(di Max Bondino)
Nella prima estate del nuovo millennio, un trentacinquenne che ancora si riconosceva più in Richard Melville che nello pseudonimo di Moby, scriveva di amori impossibili, fragili come porcellane destinate ad infrangersi. È proprio la fragilità, il tema. E se quella dei muscoli dei nostri eroi è ormai conclamata, speravamo che almeno quella psicologica non entrasse a gamba tesa sulle nostre debolezze. Perché, va detto, se sull’imballaggio di questa squadra la scritta “handle with care” è riportata a caratteri cubitali, i suoi tifosi (specie sui social) non se la passano meglio, vivendo ormai con isteria quella che, un tempo, veniva chiamata “passione”.
“In my dreams I’m dying all the time
As I wake its kaleidoscopic mind”
Sogni catastrofici e risvegli confusi. Ci resta questo, di Milan – Borussia. E tanta, troppa fragilità. Quella che non immaginavamo di scoprire in Olivier Giroud al quale un errore dal dischetto (seppur pesante) è ampiamente concesso (visto ciò che ci ha regalato in questi anni) non lo è invece cadere in depressione al quinto del primo tempo e restarci sino al fischio finale. Era cominciata benissimo, si è messa subito molto male, ci abbiamo creduto per poi rinunciarci. L’aspetto più inquietante è forse proprio come la squadra viva i momenti chiave delle partite con lo stesso atteggiamento umorale di chi li segue dal divano. Certo, la combo “rigore sbagliato – rigore subito” è stata pesante ma quel lampo di Chukwueze (con la giocata che lo ha reso famoso in Spagna) ci aveva regalato un’intera ripresa di possibilità.
È durata, invece, cinque minuti. Anche belli intensi, credibili, ma cinque. Non a caso sino a quando il numero di infortuni muscolari dell’AC Milan ha pareggiato quello delle particelle elementari presenti nell’universo, dopo uno scatto di Thiaw.
“I never meant to hurt you
I never meant to lie
So this is goodbye
This is goodbye”
Nella musica, spesso, sono solo i sentimenti a ferirsi, mica i bicipiti femorali ma le sensazioni di addio ed abbandono si somigliano parecchio. Aldilà dell’ovvio aspetto tattico (vedere Krunic entrare a far il centrale non era nelle fantasie erotiche di nessuno, credo), la reazione emotiva della squadra è stata devastante e tutto ciò che poteva accorciare il gap fra noi e il Dortmund è imploso ed è visibile nella natura dei due goal del Borussia, nell’irrisoria facilità con cui si sviluppa l’azione che porta Gittens alla conclusione al 58esimo e dieci minuti dopo in quel tiro centrale di Adeyemi che addirittura Maignan, il più carismatico della nostra rosa, trasforma in goal con un intervento abbastanza incomprensibile.

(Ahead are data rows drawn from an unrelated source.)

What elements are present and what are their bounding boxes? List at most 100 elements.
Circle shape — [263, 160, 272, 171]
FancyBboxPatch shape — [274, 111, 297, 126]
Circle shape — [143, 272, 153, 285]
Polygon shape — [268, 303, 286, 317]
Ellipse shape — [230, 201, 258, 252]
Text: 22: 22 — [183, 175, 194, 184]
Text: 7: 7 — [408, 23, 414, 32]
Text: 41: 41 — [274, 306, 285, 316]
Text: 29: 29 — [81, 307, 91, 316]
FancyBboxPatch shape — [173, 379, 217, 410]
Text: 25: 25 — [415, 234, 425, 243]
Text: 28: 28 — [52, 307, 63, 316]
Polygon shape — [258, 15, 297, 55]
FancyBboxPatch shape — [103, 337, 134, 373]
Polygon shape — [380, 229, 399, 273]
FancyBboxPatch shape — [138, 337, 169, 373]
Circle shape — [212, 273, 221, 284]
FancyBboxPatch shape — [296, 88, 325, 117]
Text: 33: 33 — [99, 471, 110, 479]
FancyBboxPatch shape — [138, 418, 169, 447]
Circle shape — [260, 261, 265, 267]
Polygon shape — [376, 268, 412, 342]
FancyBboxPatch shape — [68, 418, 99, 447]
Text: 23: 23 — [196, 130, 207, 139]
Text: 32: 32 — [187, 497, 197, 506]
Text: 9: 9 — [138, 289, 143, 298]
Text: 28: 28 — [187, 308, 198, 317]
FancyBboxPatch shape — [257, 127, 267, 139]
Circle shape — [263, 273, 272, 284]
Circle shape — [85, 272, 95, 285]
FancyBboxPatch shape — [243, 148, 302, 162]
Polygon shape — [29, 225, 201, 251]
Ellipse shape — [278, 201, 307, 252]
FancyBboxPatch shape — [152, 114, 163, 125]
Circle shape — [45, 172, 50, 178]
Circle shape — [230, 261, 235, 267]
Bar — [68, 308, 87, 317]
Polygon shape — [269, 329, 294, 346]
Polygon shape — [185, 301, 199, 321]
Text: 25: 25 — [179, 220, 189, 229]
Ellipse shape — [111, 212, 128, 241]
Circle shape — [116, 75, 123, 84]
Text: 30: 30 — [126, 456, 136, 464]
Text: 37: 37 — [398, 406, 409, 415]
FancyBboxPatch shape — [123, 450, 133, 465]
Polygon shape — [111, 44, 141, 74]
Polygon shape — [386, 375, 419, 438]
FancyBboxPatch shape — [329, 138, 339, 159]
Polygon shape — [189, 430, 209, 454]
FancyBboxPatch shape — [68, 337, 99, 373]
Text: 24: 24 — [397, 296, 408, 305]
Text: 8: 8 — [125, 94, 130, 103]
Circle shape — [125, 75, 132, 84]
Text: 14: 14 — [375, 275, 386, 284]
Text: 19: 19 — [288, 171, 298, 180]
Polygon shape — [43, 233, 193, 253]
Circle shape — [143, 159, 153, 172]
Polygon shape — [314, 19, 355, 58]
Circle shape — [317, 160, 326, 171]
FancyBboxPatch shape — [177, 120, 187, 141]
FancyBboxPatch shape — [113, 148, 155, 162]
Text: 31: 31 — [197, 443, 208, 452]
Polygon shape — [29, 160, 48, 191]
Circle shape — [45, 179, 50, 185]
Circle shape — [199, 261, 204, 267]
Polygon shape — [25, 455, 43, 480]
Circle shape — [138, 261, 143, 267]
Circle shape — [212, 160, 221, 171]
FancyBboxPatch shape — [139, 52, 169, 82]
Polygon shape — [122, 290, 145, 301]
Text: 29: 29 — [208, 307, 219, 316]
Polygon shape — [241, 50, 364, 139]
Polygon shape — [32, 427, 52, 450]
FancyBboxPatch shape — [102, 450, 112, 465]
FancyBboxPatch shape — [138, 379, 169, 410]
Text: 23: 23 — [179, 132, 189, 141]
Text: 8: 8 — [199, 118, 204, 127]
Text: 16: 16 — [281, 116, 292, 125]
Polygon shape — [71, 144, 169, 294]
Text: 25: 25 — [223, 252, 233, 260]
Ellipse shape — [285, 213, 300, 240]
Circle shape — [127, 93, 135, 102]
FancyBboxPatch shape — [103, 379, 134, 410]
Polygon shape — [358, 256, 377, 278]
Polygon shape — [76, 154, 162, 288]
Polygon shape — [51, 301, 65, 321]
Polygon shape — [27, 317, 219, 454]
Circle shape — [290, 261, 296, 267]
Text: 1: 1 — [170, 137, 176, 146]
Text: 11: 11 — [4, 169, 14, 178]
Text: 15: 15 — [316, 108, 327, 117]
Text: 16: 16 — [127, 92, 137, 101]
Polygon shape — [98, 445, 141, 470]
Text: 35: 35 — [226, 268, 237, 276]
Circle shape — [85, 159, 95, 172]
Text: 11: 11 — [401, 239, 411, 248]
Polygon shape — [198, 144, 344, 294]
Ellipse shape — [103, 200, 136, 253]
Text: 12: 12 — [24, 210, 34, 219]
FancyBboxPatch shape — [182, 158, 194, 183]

Ci viene negata anche la sempre consolatoria invocazione alla sfiga quando Jovic a dieci minuti dalla fine, con una girata di testa, prende un clamoroso palo, visto che due minuti dopo Fulkrug colpisce una traversa ancora più eclatante.
“Tell the truth you never wanted me
Tell me”
Vien da pensare che questa Champions non ci volesse davvero fino in fondo (e quando vediamo entrare Chaka Traorè, difficile darle torto) eppure il “girone della morte” è sembrato diventare quello del “ciapa no”, con tutte le partecipanti (fatta eccezione per i tedeschi) col minimo dei punti sindacali ma ancora in corsa fino all’ultimo. I due pareggi per 0-0, nelle prime due giornate, urlano davvero vendetta, oggi. Un po’ come il rigore di Mbappé al 98esimo sull’altro campo che disegna un unico scenario possibile: vincere col Newcastle e sperare che il PSG perda in Germania. Realtà complicata ma non impossibile se non fossimo ammantati da un pessimismo così radicale da contagiare persino un cuore puro come Adlì che nel post partita ipotizza un 2% di chances.
Alegher!
“In my dreams I’m jealous all the time
As I wake I’m going out of my mind
Going out of my mind”
Al momento ci restano i sogni e sentimenti un po’ infami. Il problema è capire se al risveglio potremo tornare a impazzire di gioia o dare di matto, ancora una volta.